The fire flickered in a sudden gust of wind. Aluna looked up and saw Calli swooping down for a landing, her tawny wings wide to slow her descent, her arms full of cactuses. Dash was still a way off, jogging back with two scrawny rabbits swinging from one hand.
She’d ask him about all of this. She’d listen to his side. The Dash she knew was honorable. He’d never betray his own people. Then again, it did explain why he’d been unwilling to talk about his exile before now. And why he sometimes seemed to be filled with equal parts regret and self-hate.
Maybe this time she didn’t really want the truth at all.
HOKU WAS STILL GNAWING on his last piece of grilled cactus when Tayan stood near the flames and cleared her throat. The sky covered them all in blackness. It wasn’t the thick, cozy dark of the ocean at night, but it comforted him all the same.

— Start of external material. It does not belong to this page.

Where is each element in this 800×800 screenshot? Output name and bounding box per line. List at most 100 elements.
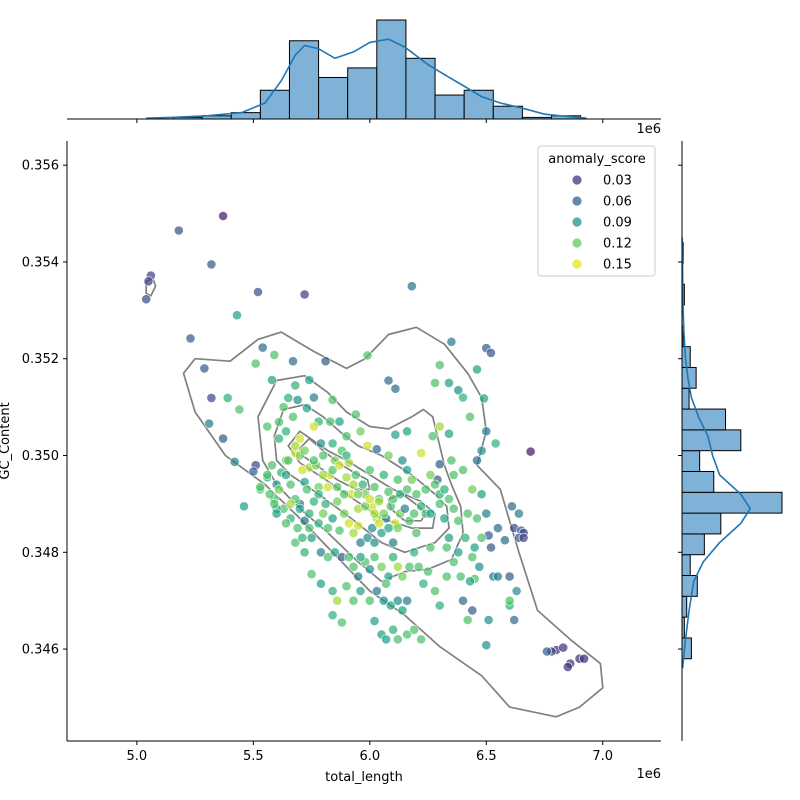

And he liked being able to see the stars.
“I think Tayan’s going to tell a story,” Aluna whispered. “I remember Dash telling us about this, about how the Equians tell stories all night long, trying to coax the sun back into the sky.”

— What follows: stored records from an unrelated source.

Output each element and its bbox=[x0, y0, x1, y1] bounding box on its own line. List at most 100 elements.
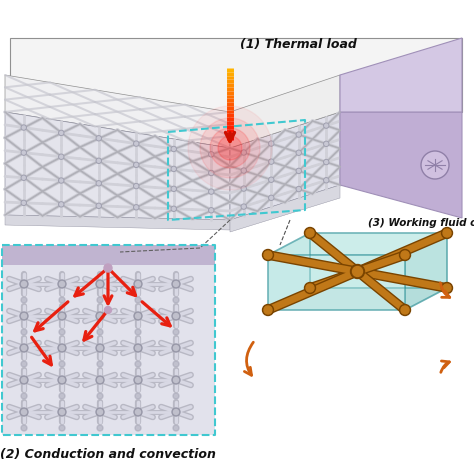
Circle shape bbox=[136, 313, 140, 319]
Circle shape bbox=[58, 280, 66, 288]
Circle shape bbox=[97, 297, 103, 303]
Circle shape bbox=[96, 181, 101, 186]
Circle shape bbox=[135, 393, 141, 399]
Circle shape bbox=[96, 408, 104, 416]
Circle shape bbox=[58, 344, 66, 352]
Circle shape bbox=[60, 313, 64, 319]
Circle shape bbox=[173, 329, 179, 335]
Circle shape bbox=[58, 376, 66, 384]
Circle shape bbox=[441, 283, 453, 293]
Circle shape bbox=[60, 377, 64, 383]
Circle shape bbox=[172, 312, 180, 320]
Circle shape bbox=[96, 344, 104, 352]
Circle shape bbox=[22, 176, 25, 179]
Circle shape bbox=[97, 159, 100, 162]
Circle shape bbox=[136, 377, 140, 383]
Circle shape bbox=[135, 361, 141, 367]
Polygon shape bbox=[268, 233, 310, 310]
Circle shape bbox=[210, 172, 213, 174]
Circle shape bbox=[60, 179, 63, 182]
Circle shape bbox=[172, 280, 180, 288]
Circle shape bbox=[353, 266, 363, 276]
Circle shape bbox=[58, 312, 66, 320]
Circle shape bbox=[210, 128, 250, 168]
Circle shape bbox=[21, 175, 26, 180]
Circle shape bbox=[350, 264, 365, 279]
Circle shape bbox=[60, 203, 63, 206]
Circle shape bbox=[21, 297, 27, 303]
Circle shape bbox=[270, 196, 273, 200]
Circle shape bbox=[59, 154, 64, 159]
Circle shape bbox=[21, 125, 26, 130]
Circle shape bbox=[304, 283, 316, 293]
Circle shape bbox=[20, 344, 28, 352]
Circle shape bbox=[135, 142, 138, 145]
Circle shape bbox=[59, 393, 65, 399]
Circle shape bbox=[297, 151, 300, 154]
Polygon shape bbox=[340, 38, 462, 112]
Circle shape bbox=[60, 155, 63, 158]
Circle shape bbox=[22, 151, 25, 154]
Circle shape bbox=[135, 329, 141, 335]
Circle shape bbox=[96, 203, 101, 208]
Circle shape bbox=[401, 306, 409, 314]
Circle shape bbox=[60, 131, 63, 135]
Circle shape bbox=[171, 146, 176, 152]
Circle shape bbox=[297, 169, 300, 173]
Circle shape bbox=[242, 187, 245, 190]
Polygon shape bbox=[310, 233, 447, 288]
Circle shape bbox=[171, 166, 176, 172]
Circle shape bbox=[324, 160, 329, 164]
Circle shape bbox=[324, 178, 329, 183]
Polygon shape bbox=[268, 288, 447, 310]
Circle shape bbox=[135, 184, 138, 188]
Circle shape bbox=[401, 251, 409, 259]
Circle shape bbox=[210, 209, 213, 212]
Circle shape bbox=[96, 312, 104, 320]
Polygon shape bbox=[230, 75, 340, 148]
Circle shape bbox=[297, 133, 300, 136]
Circle shape bbox=[306, 284, 314, 292]
Circle shape bbox=[264, 251, 272, 259]
Circle shape bbox=[325, 124, 328, 127]
Polygon shape bbox=[5, 112, 230, 220]
Circle shape bbox=[97, 425, 103, 431]
Circle shape bbox=[172, 344, 180, 352]
Circle shape bbox=[134, 141, 139, 146]
Polygon shape bbox=[10, 38, 462, 112]
Circle shape bbox=[20, 408, 28, 416]
Circle shape bbox=[173, 361, 179, 367]
Circle shape bbox=[441, 228, 453, 238]
Circle shape bbox=[171, 206, 176, 211]
Polygon shape bbox=[5, 75, 230, 148]
Circle shape bbox=[98, 346, 102, 350]
Circle shape bbox=[98, 282, 102, 286]
Circle shape bbox=[241, 168, 246, 173]
Circle shape bbox=[173, 346, 179, 350]
Circle shape bbox=[96, 158, 101, 163]
Circle shape bbox=[264, 306, 272, 314]
Circle shape bbox=[97, 204, 100, 207]
Circle shape bbox=[242, 151, 245, 154]
Circle shape bbox=[400, 304, 410, 316]
Circle shape bbox=[324, 123, 329, 128]
Circle shape bbox=[21, 346, 27, 350]
Text: (1) Thermal load: (1) Thermal load bbox=[240, 38, 357, 51]
Circle shape bbox=[135, 425, 141, 431]
Circle shape bbox=[60, 410, 64, 414]
Circle shape bbox=[443, 284, 451, 292]
Circle shape bbox=[210, 153, 213, 156]
Circle shape bbox=[96, 136, 101, 141]
Circle shape bbox=[172, 207, 175, 210]
Circle shape bbox=[20, 280, 28, 288]
Circle shape bbox=[59, 130, 64, 136]
Circle shape bbox=[134, 312, 142, 320]
Circle shape bbox=[209, 189, 214, 194]
Circle shape bbox=[97, 329, 103, 335]
Circle shape bbox=[136, 282, 140, 286]
Circle shape bbox=[135, 297, 141, 303]
Circle shape bbox=[173, 425, 179, 431]
Polygon shape bbox=[268, 233, 447, 255]
Circle shape bbox=[218, 136, 242, 160]
Circle shape bbox=[98, 377, 102, 383]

“All night?” Calli asked. “When do they sleep?”
“They take turns, but they don’t have to sing all night if there are only a few of them,” Aluna said. “I just hope we don’t have to join in. After today’s march, I could sleep like a whale.”
Hoku looked across the fire at Dash. He hadn’t spoken much since he’d been taken prisoner in Mirage. Hoku couldn’t even imagine what dark thoughts were filling his head. If only Aluna would go sit next to him and ask him what was wrong. But no. Aluna respected him too much to pry. And Dash respected her too much to heap his problems on her. Hoku glanced over at Calli. She looked back at him and smiled, and his insides warmed.

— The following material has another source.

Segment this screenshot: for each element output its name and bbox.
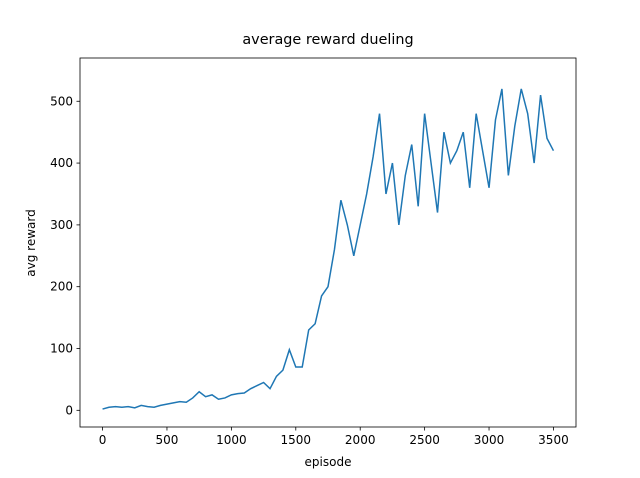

Aluna and Dash were clearly doing it wrong. Although to be fair, he wasn’t entirely sure what he and Calli were doing right. There was a lot of smiling and blushing and talking and occasionally some hand-holding. For now, that was all
he needed.
Tayan started to speak. It was some sort of ritual calling to the missing sun. Hoku loved the way her voice got loud and high, then sank back lower and softer, pulling him in just like a wave. She stomped her hooves in the sand — sometimes just one or two, sometimes all four in quick succession — creating a rhythm that mesmerized him. When she began her first story, he forgot about their terrible day in Mirage. He forgot about all the sand and dirt caked to his skin. He even forgot about Scorch and High Khan Onggur and the long journey still ahead of them.
All he could do was listen.
Listen. Listen. To the sand, to the moon. Listen. Listen.
Chabi was the last of her herd. Not the smartest. Not the strongest. Not the sleekest. Not the fastest. Chabi was the last Flame Heart.
She buried her kin. Buried her sire. Mourned her dam. They were killed by Snakes in the dark while fire blazed, killed while the word-weavers called to the sun, killed while the warriors slept. With knives and with poison they were killed. Vile Snakes. Venom-filled. Under the dark of no moon.
Chabi ran until her feet caught fire, until her coat bled flames, until anger burned her heart. Chabi was the last of her herd.
Listen. Listen.
Altan was the last of his herd. Not the smartest. Not the strongest. Not the sleekest. Not the fastest. Altan was the last Wind Seeker.
He buried his kin. Buried his dam. Mourned his sire. They were killed by another herd in bright of day, on the field of war, on the clean white sand. Killed for their food. Killed for their foals. Red Sky took them. Claimed them. Grew stronger with their blood. Under the warm light, under the sun.
Altan ran until his feet froze, until his coat turned to ice, until his heart turned blue. Altan was the last of his herd.
Chabi and Altan ran. They ran for years. They ran for decades. They tried to outrun their pain. But no one runs faster than war.
Listen. Listen.
The Snakes came in numbers greater than the stars. Vile venom-vipers. Tail bashing, sword slashing. The sands turned red. The sands burned red. Khans fell. Herds died. No more Whispering Gait. Farewell, Golden Bow.